The ceremony is a focal point of the organization's Baseload Renewable Energy Summit.
The winners were selected in categories including Technological Advancement, Economic Development and Environmental Stewardship.
This year’s award winners are:
The University of North Dakota/U.S. Department of Energy for launching the first commercial project co-producing geothermal power from an oil and gas well. The facility started generating electricity for the first time in late April. The U.S. Department of Energy estimates that “25 billion barrels of hot water are produced annually from oil and gas wells in the United States.”
BHE Renewables, who owns and operates 10 geothermal generation facilities at the Salton Sea Known Geothermal Resource Area in California’s Imperial Valley. BHE Renewables developed an innovative contract structure that supports long-term investment that will keep their plants operating. This provides assurances that the 224 jobs that operate and maintain BHE Renewables’s 10 existing geothermal plants, and the many more jobs in the community that they support, will be retained and the tax revenue streams that they provide will continue for another 20 years. BHE Renewables is the largest tax provider in Imperial County, creating a revenue stream that benefits the local schools, fire and police protection, and infrastructure to the residences and communities of Imperial County.
Awarded to Enel Green Power North America, Inc.’s Stillwater Hybrid project in Churchill County, Nevada. This is the first renewable energy plant in the world to combine the continuous generating capacity of medium enthalpy, binary cycle geothermal power (33.1 MW) with solar photovoltaic (26.4 MW) and solar thermal (2MW). The combination of these technologies creates less environmental footprint per unit of renewable energy produced and delivered. The hybrid solution improves plant efficiency and captures a greater portion of the renewable resource than would be possible with individual clean energy technologies alone. The combination of the three technologies allowed the Stillwater plant to cut CO2 emissions by about 140,000 metric tons/year, and provided enough power to meet the energy needs of 15,000 U.S. households.

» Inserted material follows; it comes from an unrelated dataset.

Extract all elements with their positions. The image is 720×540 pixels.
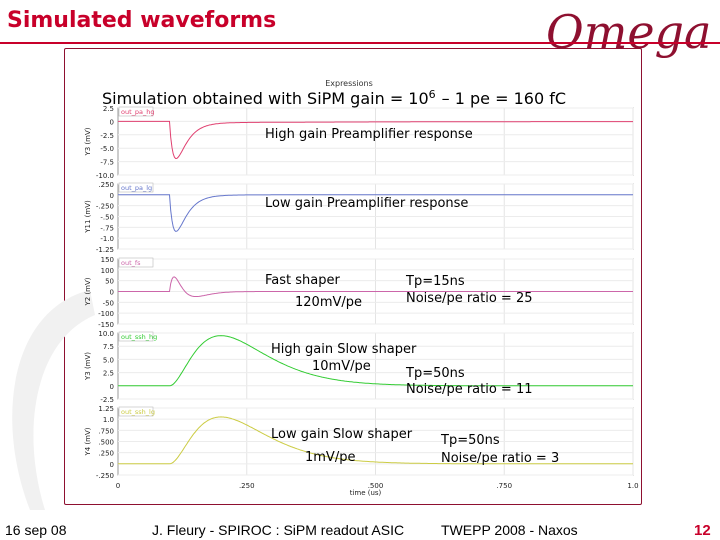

Jay Nathwani of the US Department of Energy for lifetime achievement.
The Peppermill Resort and Casino for being the only resort in the United States whose heating source is totally provided from geothermal energy produced on the immediate property.
Ormat Technologies for successfully bringing two U.S. geothermal plant online in 2015—Don A. Campbell and McGinness Hills Complex.
The National Renewable Energy Laboratory team including Anna Wall, Annika Eberla, and Garvin Heath and the World Bank’s Energy Sector Management Assistance Program (ESMAP) for their past and ongoing efforts to understand the carbon emissions from geothermal resources and different power facilities
Governor John Hickenlooper for advancing geothermal in Colorado.